Using a rodent model of renal fibrosis—unilateral ureteral obstruction—the researchers observed that KIM-1 expression was strongly upregulated 2 days after the obstruction and then fell away. However, expression of KIM-1 remained significantly elevated 14 days after injury.

Although this information is interesting, a number of possible confounding factors exist that could affect the interpretation of the role of KIM-1 in kidney fibrosis. “To account for these factors, we used a genetic approach and created a mouse in which we could conditionally activate expression of KIM-1 in kidney tubules in the absence of any other injury stimulus,” says Humphreys.

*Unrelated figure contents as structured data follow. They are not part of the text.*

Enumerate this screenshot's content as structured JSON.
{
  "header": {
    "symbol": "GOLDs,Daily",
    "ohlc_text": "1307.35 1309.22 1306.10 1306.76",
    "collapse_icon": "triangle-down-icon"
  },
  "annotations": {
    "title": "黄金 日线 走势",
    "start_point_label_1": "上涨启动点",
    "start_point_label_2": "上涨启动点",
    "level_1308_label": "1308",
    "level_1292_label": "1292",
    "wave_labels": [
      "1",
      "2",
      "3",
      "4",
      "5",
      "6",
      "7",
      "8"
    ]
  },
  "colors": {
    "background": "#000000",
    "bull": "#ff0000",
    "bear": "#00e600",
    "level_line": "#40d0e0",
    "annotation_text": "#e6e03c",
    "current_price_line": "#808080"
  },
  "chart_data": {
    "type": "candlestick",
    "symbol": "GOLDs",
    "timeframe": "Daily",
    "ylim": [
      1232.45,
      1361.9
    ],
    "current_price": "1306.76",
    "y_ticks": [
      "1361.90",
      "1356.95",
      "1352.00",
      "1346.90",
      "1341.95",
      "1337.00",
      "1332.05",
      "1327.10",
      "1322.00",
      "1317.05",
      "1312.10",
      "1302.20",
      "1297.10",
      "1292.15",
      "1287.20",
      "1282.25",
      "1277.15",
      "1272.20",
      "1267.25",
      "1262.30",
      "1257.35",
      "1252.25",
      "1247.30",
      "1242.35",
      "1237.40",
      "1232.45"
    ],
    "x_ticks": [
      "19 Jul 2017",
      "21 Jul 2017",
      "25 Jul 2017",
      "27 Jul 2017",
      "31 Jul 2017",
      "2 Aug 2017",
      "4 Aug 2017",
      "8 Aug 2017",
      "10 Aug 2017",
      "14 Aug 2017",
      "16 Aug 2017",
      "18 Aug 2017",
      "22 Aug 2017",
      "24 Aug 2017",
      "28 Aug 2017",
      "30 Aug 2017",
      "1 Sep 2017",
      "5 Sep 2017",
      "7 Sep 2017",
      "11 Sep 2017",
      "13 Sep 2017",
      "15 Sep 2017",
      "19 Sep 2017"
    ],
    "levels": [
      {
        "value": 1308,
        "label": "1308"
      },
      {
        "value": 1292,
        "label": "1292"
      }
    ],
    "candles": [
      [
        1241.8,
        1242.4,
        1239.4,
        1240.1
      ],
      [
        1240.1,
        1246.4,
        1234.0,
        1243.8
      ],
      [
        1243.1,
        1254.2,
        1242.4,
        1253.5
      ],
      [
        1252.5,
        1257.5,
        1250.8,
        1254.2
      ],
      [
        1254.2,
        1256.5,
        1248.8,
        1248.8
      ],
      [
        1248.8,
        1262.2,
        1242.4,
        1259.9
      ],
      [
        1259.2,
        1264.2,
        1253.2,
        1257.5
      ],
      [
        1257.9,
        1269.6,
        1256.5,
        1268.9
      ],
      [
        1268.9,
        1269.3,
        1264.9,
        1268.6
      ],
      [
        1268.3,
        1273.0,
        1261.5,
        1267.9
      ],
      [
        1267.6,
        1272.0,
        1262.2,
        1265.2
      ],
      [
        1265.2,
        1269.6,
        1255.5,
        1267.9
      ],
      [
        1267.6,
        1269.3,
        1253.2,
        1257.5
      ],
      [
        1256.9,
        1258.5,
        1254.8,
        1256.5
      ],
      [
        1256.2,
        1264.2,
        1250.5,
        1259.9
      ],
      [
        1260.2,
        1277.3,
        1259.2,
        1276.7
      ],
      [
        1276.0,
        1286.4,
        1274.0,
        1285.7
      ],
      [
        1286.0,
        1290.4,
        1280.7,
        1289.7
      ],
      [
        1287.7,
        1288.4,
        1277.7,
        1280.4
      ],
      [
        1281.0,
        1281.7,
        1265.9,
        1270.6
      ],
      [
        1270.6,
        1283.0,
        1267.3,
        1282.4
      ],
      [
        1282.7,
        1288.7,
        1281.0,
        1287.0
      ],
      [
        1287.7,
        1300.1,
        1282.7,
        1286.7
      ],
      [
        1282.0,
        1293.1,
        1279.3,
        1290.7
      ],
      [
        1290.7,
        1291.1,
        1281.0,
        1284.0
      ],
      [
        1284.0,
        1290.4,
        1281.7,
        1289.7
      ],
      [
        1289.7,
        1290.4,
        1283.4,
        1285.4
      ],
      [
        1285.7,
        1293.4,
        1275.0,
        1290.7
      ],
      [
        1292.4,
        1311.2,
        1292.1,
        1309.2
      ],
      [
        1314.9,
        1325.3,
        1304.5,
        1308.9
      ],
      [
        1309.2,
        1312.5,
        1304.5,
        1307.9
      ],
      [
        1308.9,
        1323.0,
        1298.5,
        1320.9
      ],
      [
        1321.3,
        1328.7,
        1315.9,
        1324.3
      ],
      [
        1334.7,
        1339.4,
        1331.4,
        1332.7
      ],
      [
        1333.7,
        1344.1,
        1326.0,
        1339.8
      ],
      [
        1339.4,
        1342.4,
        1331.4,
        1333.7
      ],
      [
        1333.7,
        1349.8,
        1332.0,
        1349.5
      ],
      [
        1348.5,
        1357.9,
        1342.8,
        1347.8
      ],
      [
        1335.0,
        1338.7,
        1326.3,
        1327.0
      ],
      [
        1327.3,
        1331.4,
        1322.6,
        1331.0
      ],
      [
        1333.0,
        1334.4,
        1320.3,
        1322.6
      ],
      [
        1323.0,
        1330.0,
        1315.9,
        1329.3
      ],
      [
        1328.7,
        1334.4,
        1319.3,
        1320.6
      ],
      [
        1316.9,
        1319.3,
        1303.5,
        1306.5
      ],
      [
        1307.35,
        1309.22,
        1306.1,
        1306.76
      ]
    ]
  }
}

In their conditional transgenic model, expression of KIM-1 caused spontaneous and progressive interstitial kidney inflammation and fibrosis, even in the absence of any kidney injury. This finding was indicative of a role for KIM-1 in fibrosis. The researchers also used a mouse model with a truncated form of KIM-1, and showed that these mice were protected from fibrosis. Furthermore, expression of KIM-1 was associated with upregulation of the proinflammatory cytokine monocyte chemotactic protein-1 (MCP-1).

Taken together these data show that sustained expression of KIM-1 promotes kidney fibrosis, and provides a link between kidney injury and CKD. Humphreys points out that there is a lot more to learn: “It will be important to precisely define how KIM-1 is driving kidney fibrosis. We believe that upregulation of MCP-1 might be an intermediary. It will be equally important to determine whether KIM-1 could be targeted therapeutically, with either small molecules or biologics, in order to assess whether such a strategy could help slow the progression of CKD in humans.”